| name | data-modeling |
| description | Designs and validates normalized or dimensional data models. Assesses schema design for analytics readiness, identifies grain, cardinality, and fact vs. dimension patterns. Outputs entity-relationship diagram and modeling documentation. |
| allowed-tools | Read, Write, WebFetch |
| effort | high |
When to activate
When designing a new analytics data warehouse, evaluating existing schema for analytics use cases, or refactoring data models to support new metrics. Run before building dbt models or star schema implementations.
When NOT to use
Not for SQL optimization — use sql-optimizer skill instead. Not for business logic implementation without understanding the underlying data structure first. Not without clear requirements about analytical grain and fact tables.
Modeling Checklist
- Define analytical grain — Identify the atomic level of measurement (transaction, event, daily user, etc.)
- Identify fact tables — Tables that measure business events with foreign keys to dimensions
- Identify dimension tables — Tables that describe entities (customers, products, dates, etc.)

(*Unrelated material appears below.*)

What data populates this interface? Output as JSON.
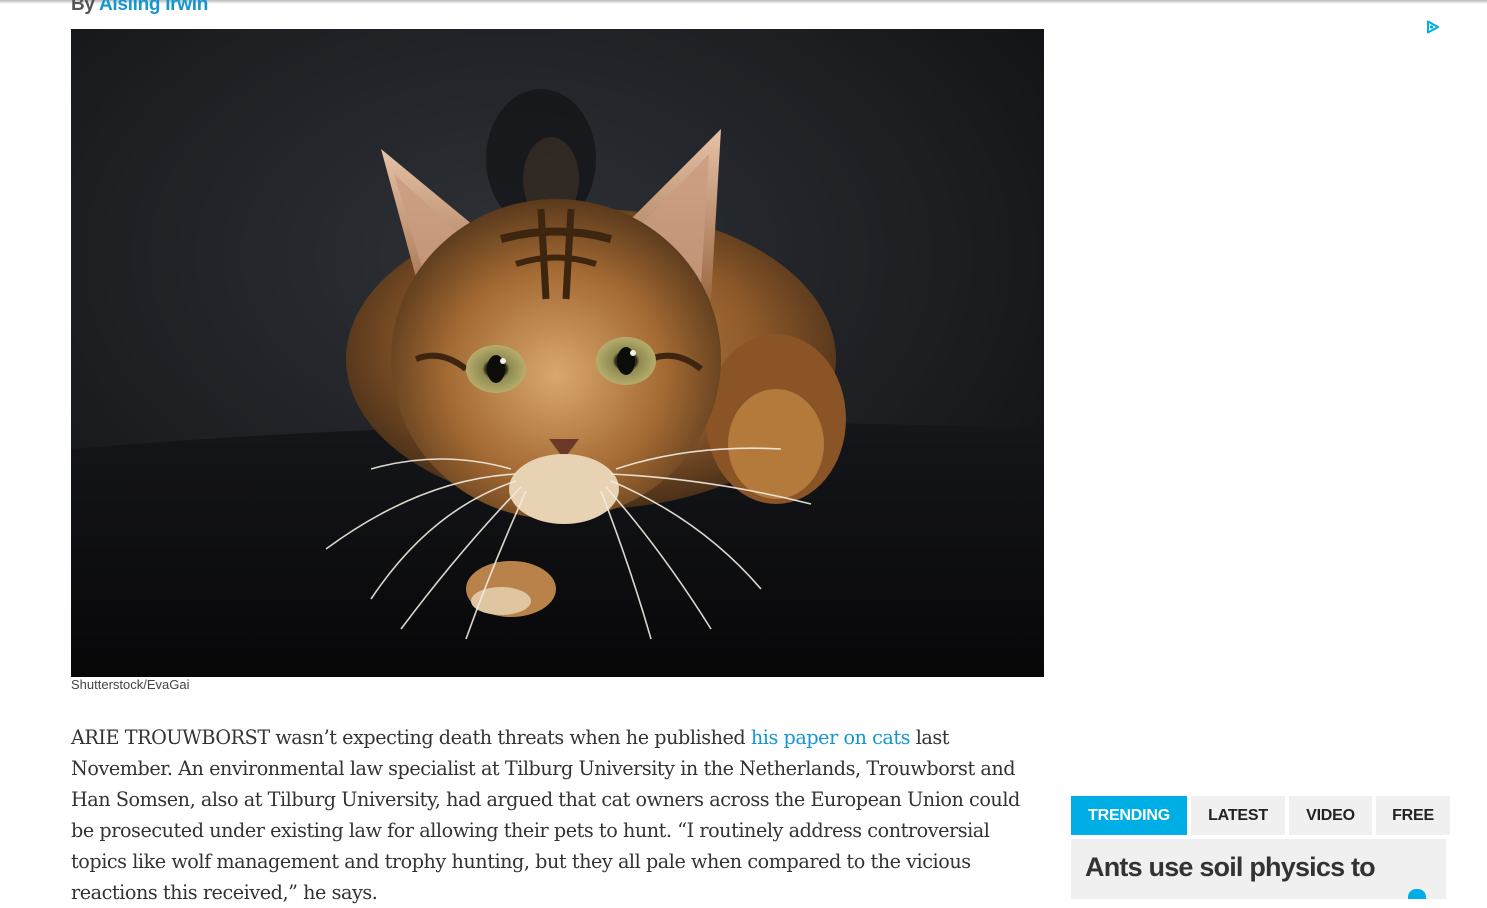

- Check cardinality — Understand primary key relationships and fan-out patterns
- Verify normalization — Assess if 3NF, star schema, or denormalized design is appropriate
- Flag snowflaking — Detect unnecessary dimension hierarchy levels that could be flattened
- Map conformed dimensions — Identify dimensions reused across fact tables to ensure consistency
- Document lineage — Trace data from source systems through transformations to final tables
Modeling Patterns
Star schema — Central fact table surrounded by denormalized dimension tables. Fast for analytical queries; simple joins; easiest for BI tools.
Snowflake schema — Fact table with normalized dimensions (dimensions broken into sub-dimensions). Saves storage; harder to query; more joins required.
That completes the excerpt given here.